The OLC lawyers used an unethical form of subjective advocacy when they twisted the statutory law and ignored relevant judicial opinions to jam a square peg into a round hole in order to “authorize” torture. Thus, one issue the OPR investigators focused on was “whether the memo’s authors deliberately slanted their legal advice to provide the White House with the conclusions it wanted.”
(2) The failure to cite and analyze torture precedent.
It is precisely because the “OLC opinions are controlling on questions of law within the Executive Branch” that the DOJ best practices for OLC opinions issued in 2005 by Bradbury mandates that the “opinions be clear, accurate, thoroughly researched, and soundly reasoned.”
Thorough research and analysis is part of the objectivity governing a lawyer’s role as adviser. This requires doing legal research to find the published judicial opinions that have discussed whether certain methods constitute torture or whether government officials may be held liable for torture.

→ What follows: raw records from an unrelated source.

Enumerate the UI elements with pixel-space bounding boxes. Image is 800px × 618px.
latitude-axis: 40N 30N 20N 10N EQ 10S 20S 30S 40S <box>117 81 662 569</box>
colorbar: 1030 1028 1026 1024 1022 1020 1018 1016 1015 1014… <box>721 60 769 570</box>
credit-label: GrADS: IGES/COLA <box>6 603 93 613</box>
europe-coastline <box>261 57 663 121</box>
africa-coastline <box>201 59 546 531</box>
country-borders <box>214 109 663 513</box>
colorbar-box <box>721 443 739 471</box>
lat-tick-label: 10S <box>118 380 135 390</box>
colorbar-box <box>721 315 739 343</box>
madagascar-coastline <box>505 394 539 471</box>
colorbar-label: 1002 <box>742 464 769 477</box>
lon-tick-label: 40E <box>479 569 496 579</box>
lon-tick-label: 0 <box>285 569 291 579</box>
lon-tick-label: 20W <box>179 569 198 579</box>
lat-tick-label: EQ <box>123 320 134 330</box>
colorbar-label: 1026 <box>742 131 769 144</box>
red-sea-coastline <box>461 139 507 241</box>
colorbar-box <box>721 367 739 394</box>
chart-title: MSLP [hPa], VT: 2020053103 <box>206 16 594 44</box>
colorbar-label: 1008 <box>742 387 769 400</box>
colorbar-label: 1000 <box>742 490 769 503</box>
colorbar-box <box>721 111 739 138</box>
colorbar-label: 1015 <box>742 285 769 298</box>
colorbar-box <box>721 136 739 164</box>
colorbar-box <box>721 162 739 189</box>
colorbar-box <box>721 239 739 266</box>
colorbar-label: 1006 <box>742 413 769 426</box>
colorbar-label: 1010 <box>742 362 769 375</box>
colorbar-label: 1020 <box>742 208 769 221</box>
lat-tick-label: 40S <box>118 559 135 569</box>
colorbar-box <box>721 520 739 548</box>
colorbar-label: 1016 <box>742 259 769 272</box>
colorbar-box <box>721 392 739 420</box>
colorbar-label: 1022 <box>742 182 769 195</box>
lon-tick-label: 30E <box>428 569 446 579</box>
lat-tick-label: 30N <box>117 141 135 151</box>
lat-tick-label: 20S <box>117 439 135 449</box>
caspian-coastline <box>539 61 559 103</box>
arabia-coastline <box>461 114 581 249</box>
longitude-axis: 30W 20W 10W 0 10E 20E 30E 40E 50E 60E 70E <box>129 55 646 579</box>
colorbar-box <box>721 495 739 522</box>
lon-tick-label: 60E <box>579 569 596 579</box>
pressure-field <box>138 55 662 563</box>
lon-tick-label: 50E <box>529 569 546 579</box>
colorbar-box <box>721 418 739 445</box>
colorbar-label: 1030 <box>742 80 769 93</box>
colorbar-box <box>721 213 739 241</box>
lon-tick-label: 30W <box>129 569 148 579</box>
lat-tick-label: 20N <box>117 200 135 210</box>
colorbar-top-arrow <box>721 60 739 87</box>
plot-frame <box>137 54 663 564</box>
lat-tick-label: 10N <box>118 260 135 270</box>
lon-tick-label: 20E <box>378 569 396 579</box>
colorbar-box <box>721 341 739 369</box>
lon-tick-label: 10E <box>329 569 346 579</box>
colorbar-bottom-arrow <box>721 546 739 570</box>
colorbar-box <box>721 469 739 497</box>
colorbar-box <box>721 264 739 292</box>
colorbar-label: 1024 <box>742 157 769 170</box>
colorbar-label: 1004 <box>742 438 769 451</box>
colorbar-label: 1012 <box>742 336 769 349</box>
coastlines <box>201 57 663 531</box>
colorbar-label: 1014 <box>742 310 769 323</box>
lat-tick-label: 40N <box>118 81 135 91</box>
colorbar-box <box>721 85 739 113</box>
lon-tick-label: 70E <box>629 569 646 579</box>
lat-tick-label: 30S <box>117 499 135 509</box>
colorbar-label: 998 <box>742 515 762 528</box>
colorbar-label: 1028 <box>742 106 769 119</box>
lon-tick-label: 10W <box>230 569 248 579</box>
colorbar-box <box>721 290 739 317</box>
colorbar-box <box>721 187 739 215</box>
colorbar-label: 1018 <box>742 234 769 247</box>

However, one apparent finding of the OPR report is that the torture memos did not cite torture case law precedent from the US or internationally. For example, it only took a few minutes on Google to find a 1936 US Supreme Court case holding that murder convictions based on confessions forced by physical torture were constitutionally void. There is also the 1983 federal court case upholding the convictions of a county sheriff and deputies for interrogating prisoners with water torture to compel confessions.
These cases should have been discussed, and distinguished to show that Bush Team had legal reasons why the cases did not constitute controlling authority. Instead, the torture memos simply left relevant cases out of the opinions, rendering the opinions neither “thoroughly researched” nor “soundly reasoned.”
(3) The OLC does not issue opinions on the “legality of past conduct.”
The OLC best practices states “opinions of the Office should address legal questions prospectively; OLC avoids opining on the legality of past conduct.” However, the CIA requested and obtained “authorization to torture prior to the issuance of the DOJ memos that are the claimed “authority” for torture.
The CIA requested approval to torture Abu Zubaydah in May 2002 or 3 months before “authorization” was provided by the DOJ torture memos in August 2002. Rice “personally conveyed the administration’s approval for waterboarding of Zubaydah, a high-level detainee, to then-CIA Director George Tenet in July 2002.” It was Gonzales who provided the “authorization” for torture. Another little problem arises because Gonzales was not the AG then but only Bush’s lawyer who did not have authority to “authorize” torture by the CIA.
(4) The OLC lacks authority to issue policy decisions.
The Bush Team continually cite the torture memos as the document that “authorized” torture as legal. However, the OLC performs a “purely advisory role” of legal advice and analysis to “inform the decisionmaking of its clients, the legal advice is not itself dispositive as to any policy adopted by an agency” because the OLC “lacks the authority” to make “any policy decision.”
The Bush Team simply wanted the torture memos as a CYA shield to protect them from prosecutions. However, not even Mr. Unitary Executive believed that a DOJ memo was needed to vest him with “authority” to order the torture prior to the issuance of the torture memos.
Thus, all roads lead back to the rule of law: Can a president unilaterally order torture that violates US and international law.